Having progressed through the group, Rangers found themselves 2-0 down at home to Portuguese side S.C. Braga in amongst a bad run of form in Scotland that had seen the league title begin to slip away yet again.
However, in the space of 15 minutes, the Gers turned the tide and won the game 3-2 before an exceptional performance away from home saw them through to the last 16. Although the score made it look like Bayer Leverkusen made short work of his side, Gerrard’s side didn’t disgrace themselves and were punching well above their weight in Europe.
More than this though, there are so many similarities between Ibrox and Anfield. It’s easy to speak in clichés but that night against Braga, the crowd really did become the 12th man. The Primeira Liga side were in control well up until the first goal and then crumbled under the pressure of the crowd.
Like Anfield, Ibrox is close to the pitch and can often prove suffocating for so many teams – along with Porto, Rapid Wien, Feyenoord, Legia Warsaw and Liverpool’s Danish group stage opponents FC Midtjylland have all found themselves unable to cope.

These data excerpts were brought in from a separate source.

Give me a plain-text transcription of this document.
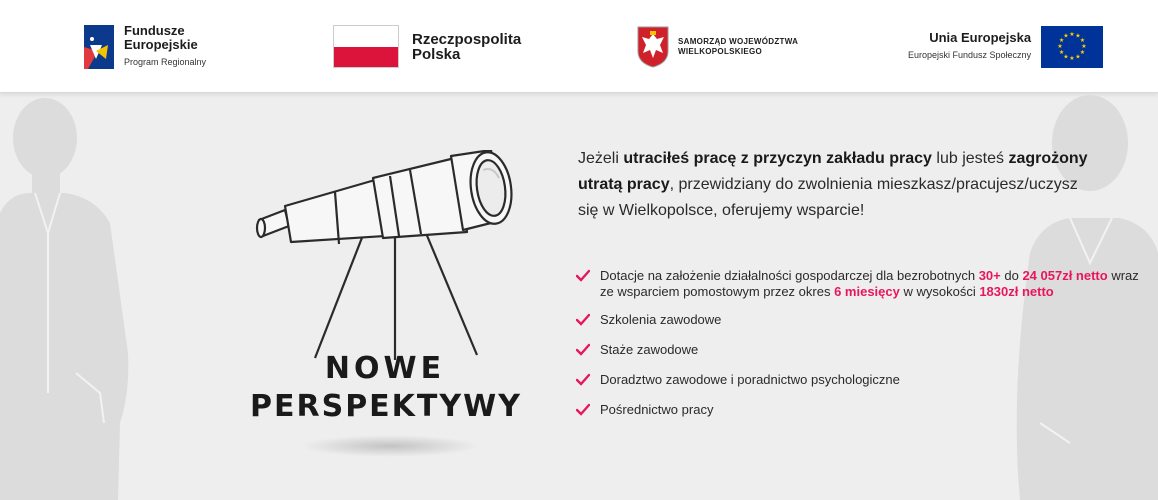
Fundusze
Europejskie
Program Regionalny
Rzeczpospolita
Polska
SAMORZĄD WOJEWÓDZTWA
WIELKOPOLSKIEGO
Unia Europejska
Europejski Fundusz Społeczny
★ ★
★
★
★
★
★
★
★
★
★
★
NOWE
PERSPEKTYWY

Jeżeli utraciłeś pracę z przyczyn zakładu pracy lub jesteś zagrożony utratą pracy, przewidziany do zwolnienia mieszkasz/pracujesz/uczysz się w Wielkopolsce, oferujemy wsparcie!

Dotacje na założenie działalności gospodarczej dla bezrobotnych 30+ do 24 057zł netto wraz ze wsparciem pomostowym przez okres 6 miesięcy w wysokości 1830zł netto
Szkolenia zawodowe
Staże zawodowe
Doradztwo zawodowe i poradnictwo psychologiczne
Pośrednictwo pracy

The demand for trophies at a club is one thing – the demand for an exciting style to go along with it is another added pressure entirely. Fans at both clubs want a system which shows a player’s passion, and demonstrates they are willing to go that extra yard for the badge.
Gerrard has done just that, implementing a favoured 4-3-2-1 – similar in many ways to what Liverpool use now. Known colloquially as the ‘Christmas tree’ formation, Gerrard’s front three play narrowly with ex-LFC man Ryan Kent and usually one of Ianis Hagi or Brandon Barker operating as the other ‘inside 10.’Embed from Getty Images
In turn, this allows space for full-backs Borna Barisic and captain James Tavernier to get forward as well. It’s remarkably similar to the way Klopp’s Reds play in that it demands high-intensity at all times and gets the fans on their feet.
The side has also shown how resolute they can be defensively though, this season in particular. Rangers have kept nine sheets in their opening 11 league games and, most recently, produced an exceptional performance away to Standard Liège. On a side note, if you haven’t seen it yet, go and watch Kemar Roofe’s goal which sealed a 2-0 win, scored from inside his own half.
As I’ve said, only time will tell if Gerrard can bring success to Rangers and potentially, Liverpool. There are a lot of similarities to be had there. Between Klopp and Gerrard. Between Ibrox and Anfield. Perhaps when the time comes for the normal one to depart, Gerrard might provide some continuity.